概要 日産・パラメディック(2代目) ALE50/ALWE50/FLGE50/FLWGE50/FPGE50/FPWGE50型, 概要 ...
1998年(平成10年)5月15日
初代パラメディックとパラメディックIIの使い勝手の悪い部分の解消と安全性の向上(エアバッグの標準装備)を目指し、ライバル車のトヨタ・ハイメディックに対抗するため、エルグランドの前部とキャラバンの二車種を結合させた形で登場。フロントセクションはE50型初代エルグランド、Bピラー以後はE24型キャラバンの中でもリアオーバーハングを延長したスーパーロングの車体を流用して製作された。
この専用ボディーは、エルグランド比で125 mm、キャラバン比で210 mm拡幅され、ルーフとバックドアは新規製作となった。また、拡幅されたボディーに合わせ、Y60/Y61型サファリのリアアクスル(ホーシング)が流用された。
このボディは「エルグランド ジャンボタクシー」や、前席以外のシートが全て取り払われてキャンピングカーのベース車として販売された「エルグランド特装車」のベースにもなった。なお、エルグランド2002年(平成14年)5月21日に3代目(E51型)にフルモデルチェンジを行ったが、パラメディックは仕様を限定しながら引き続きFLGE50/FLWGE50/FPGE50/FPWGE50型のまま、2017年(平成29年)12月まで継続販売されていた。
搭載するエンジンはライバル車のトヨタ・ハイメディックに対抗するため、V型6気筒のみの設定。エルグランドのフロントセクションを流用したことにより、4WD駆動方式はオールモード4X4にグレードアップした。
エクステリアのデザインは競合他社がワンモーションフォルムを2代目・ハイメディックに用いたのに対し、パラメディックは角型のデザインを用いた。
いすゞ自動車へも2代目スーパーメディックII(フィリーベース扱い)としてOEM供給がなされた。
2000年(平成12年)秋頃
小改良を実施。フロントタイヤの位置にオーバーフェンダーが装着された。
2001年(平成13年)8月6日
マイナーチェンジにより、エンジンをVG33E型からVQ35DEに変更。使用燃料も無鉛レギュラーガソリンから無鉛プレミアムガソリンに変更された。これによりライバル車のトヨタ・ハイメディックのエンジンスペック180PSを大幅に上回る240PSに向上した。カーナビゲーションは従来のCDナビゲーションからDVDナビゲーションに変更された。

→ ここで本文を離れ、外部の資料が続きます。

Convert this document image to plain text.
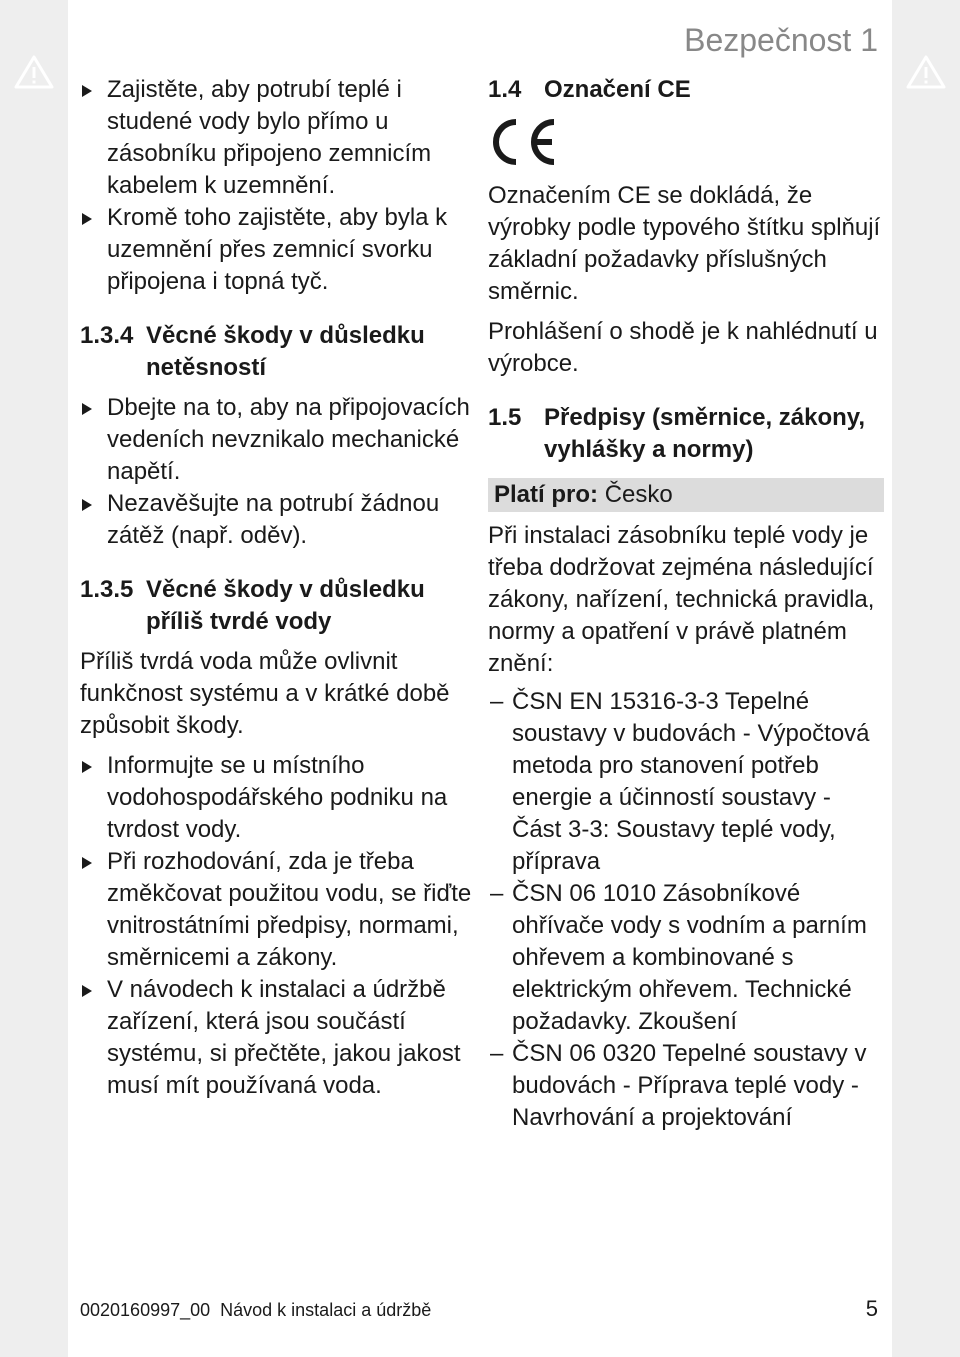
Bezpečnost 1

Zajistěte, aby potrubí teplé i studené vody bylo přímo u zásobníku připojeno zemnicím kabelem k uzemnění.

Kromě toho zajistěte, aby byla k uzemnění přes zemnicí svorku připojena i topná tyč.

1.3.4 Věcné škody v důsledku netěsností

Dbejte na to, aby na připojovacích vedeních nevznikalo mechanické napětí.

Nezavěšujte na potrubí žádnou zátěž (např. oděv).

1.3.5 Věcné škody v důsledku příliš tvrdé vody

Příliš tvrdá voda může ovlivnit funkčnost systému a v krátké době způsobit škody.

Informujte se u místního vodohospodářského podniku na tvrdost vody.

Při rozhodování, zda je třeba změkčovat použitou vodu, se řiďte vnitrostátními předpisy, normami, směrnicemi a zákony.

V návodech k instalaci a údržbě zařízení, která jsou součástí systému, si přečtěte, jakou jakost musí mít používaná voda.

1.4 Označení CE

Označením CE se dokládá, že výrobky podle typového štítku splňují základní požadavky příslušných směrnic.

Prohlášení o shodě je k nahlédnutí u výrobce.

1.5 Předpisy (směrnice, zákony, vyhlášky a normy)
Platí pro: Česko

Při instalaci zásobníku teplé vody je třeba dodržovat zejména následující zákony, nařízení, technická pravidla, normy a opatření v právě platném znění:

– ČSN EN 15316-3-3 Tepelné soustavy v budovách - Výpočtová metoda pro stanovení potřeb energie a účinností soustavy - Část 3-3: Soustavy teplé vody, příprava

– ČSN 06 1010 Zásobníkové ohřívače vody s vodním a parním ohřevem a kombinované s elektrickým ohřevem. Technické požadavky. Zkoušení

– ČSN 06 0320 Tepelné soustavy v budovách - Příprava teplé vody - Navrhování a projektování

0020160997_00  Návod k instalaci a údržbě	5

また、専用オルタネーター容量を140 Ahから150 Ahに向上させるとともに、電動巻上げ装置付防振ベッドをオプション設定した。
2002年(平成14年)頃
いすゞ自動車の国内における乗用車市場撤退や事業の見直しにより、スーパーメディックIIの供給を終了[注釈 3]
2002年(平成14年)5月21日
ベースのエルグランドが2代目にフルモデルチェンジするが、本車両は初代エルグランドを使用し継続販売。
2003年(平成15年)9月17日
マイナーチェンジにより良-低排出ガス車に認定される。同時にフロントグリル・リアゲート用のLED方式の点滅警光灯をオプション設定に追加。

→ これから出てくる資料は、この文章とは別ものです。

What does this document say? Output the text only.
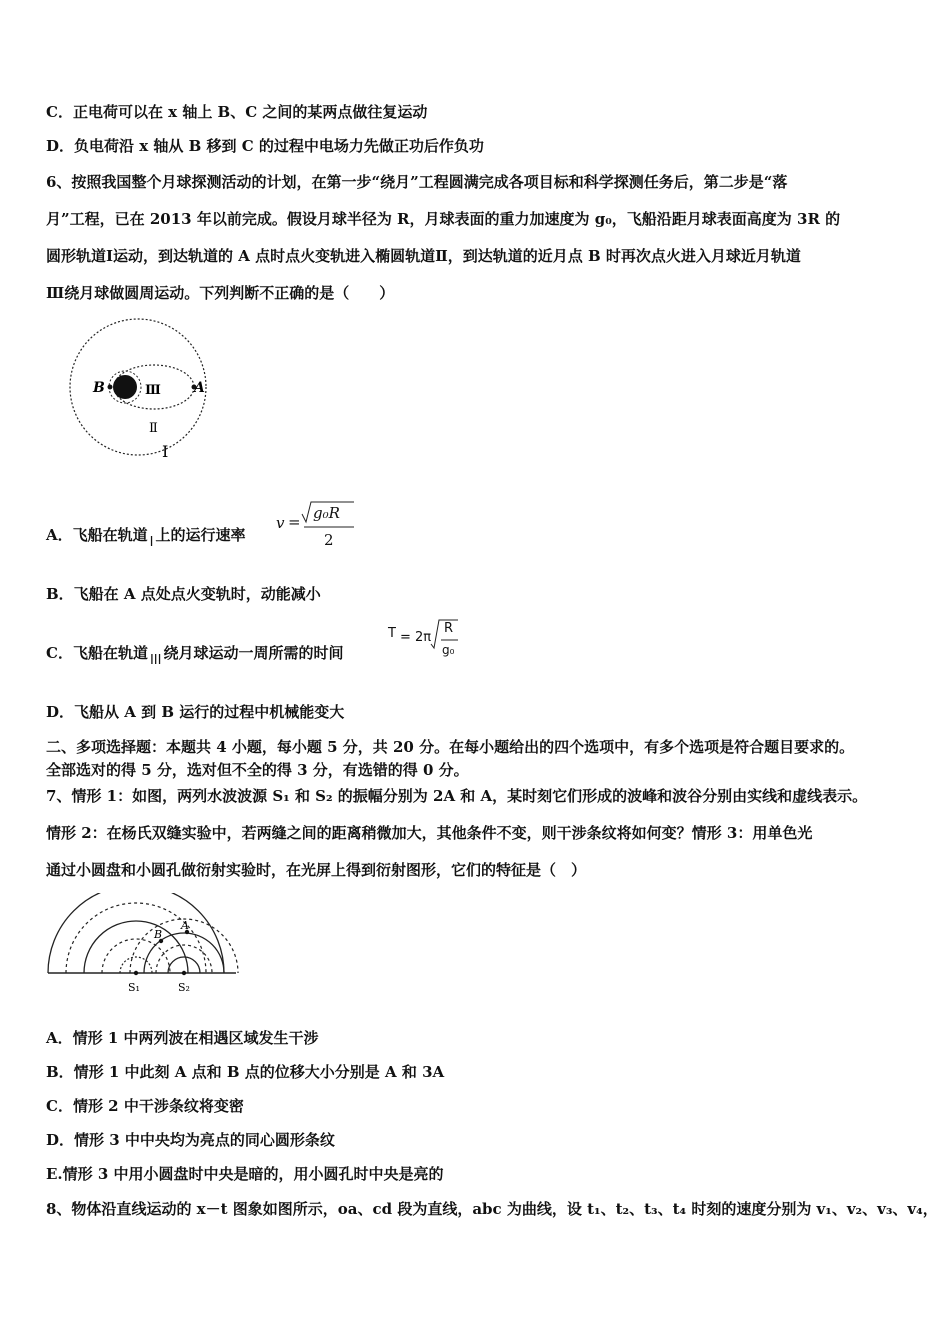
C．正电荷可以在 x 轴上 B、C 之间的某两点做往复运动
D．负电荷沿 x 轴从 B 移到 C 的过程中电场力先做正功后作负功
6、按照我国整个月球探测活动的计划，在第一步“绕月”工程圆满完成各项目标和科学探测任务后，第二步是“落
月”工程，已在 2013 年以前完成。假设月球半径为 R，月球表面的重力加速度为 g₀，飞船沿距月球表面高度为 3R 的
圆形轨道Ⅰ运动，到达轨道的 A 点时点火变轨进入椭圆轨道Ⅱ，到达轨道的近月点 B 时再次点火进入月球近月轨道
Ⅲ绕月球做圆周运动。下列判断不正确的是（　　）
B	A
Ⅲ
Ⅱ
I
A．飞船在轨道 I 上的运行速率
v = g₀R
2
B．飞船在 A 点处点火变轨时，动能减小
C．飞船在轨道 III 绕月球运动一周所需的时间
T = 2π
R
g₀
D．飞船从 A 到 B 运行的过程中机械能变大
二、多项选择题：本题共 4 小题，每小题 5 分，共 20 分。在每小题给出的四个选项中，有多个选项是符合题目要求的。
全部选对的得 5 分，选对但不全的得 3 分，有选错的得 0 分。
7、情形 1：如图，两列水波波源 S₁ 和 S₂ 的振幅分别为 2A 和 A，某时刻它们形成的波峰和波谷分别由实线和虚线表示。
情形 2：在杨氏双缝实验中，若两缝之间的距离稍微加大，其他条件不变，则干涉条纹将如何变？情形 3：用单色光
通过小圆盘和小圆孔做衍射实验时，在光屏上得到衍射图形，它们的特征是（　）
B
A
S₁	S₂
A．情形 1 中两列波在相遇区域发生干涉
B．情形 1 中此刻 A 点和 B 点的位移大小分别是 A 和 3A
C．情形 2 中干涉条纹将变密
D．情形 3 中中央均为亮点的同心圆形条纹
E.情形 3 中用小圆盘时中央是暗的，用小圆孔时中央是亮的
8、物体沿直线运动的 x－t 图象如图所示，oa、cd 段为直线，abc 为曲线，设 t₁、t₂、t₃、t₄ 时刻的速度分别为 v₁、v₂、v₃、v₄，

ルーフに貼り付けられる「NISSAN PARAMEDIC」の標準ロゴの文字色を初代から採用している青色から日産自動車のコーポレートカラーである赤色に変更し、トヨタ・ハイメディックとの差別化を図った。オプションで従来の青色に変更も可能だった。
2004年(平成16年) 9月
メーカーオプションのカーナビゲーションを、初代エルグランドから装備されていたポップアップ型モニター搭載のDVDナビゲーションから、ビルトイン型モニター搭載のHDDナビゲーションに変更。
2005年(平成17年) 4月
オートワークス京都湘南事業所での製造を開始。
2006年(平成18年) 1月
マイナーチェンジを実施。新灯火器規制などに対応するため、フォグランプ(ビルトインタイプ)とサイドターンランプを追加。
同時にヘッドランプ、フロントグリルのデザインをベースとなったE50型エルグランド後期型の顔つきに変更した。
2007年(平成19年) 9月
一部改良。平成17年排出ガス規制適合。
2008年(平成20年)7月4日
一部改良。平成17年基準排出ガス50%低減レベル、八都県市低公害車指定制度平成17年優低公害車、京阪神七府県市低排出ガス車指定制度の17LEVに適合。
2016年(平成28年)2月18日
パラメディックなど計2車種・1931台をリコール[6]。内容は2015年(平成27年)12月に北海道で発生したイグニッションキーを回してもエンジンが始動しないトラブルに起因するもの。日産による調査の結果、運転席側ステップ内に配索されているハーネスの防水処理が不適切なため、靴底等に付着した雪や雨により室内に入った水がステップ部に流れてハーネスの保護カバー内に溜まり、浸水したハーネスの接続部が腐食・断線してECUがATセレクトレバーのギア位置を認識できなくなりエンジンがかからなくなっていた事が原因だった。
2017年(平成29年)末
約20年もの間生産していた2代目パラメディックの受注・生産が終了。3代目へバトンタッチされた。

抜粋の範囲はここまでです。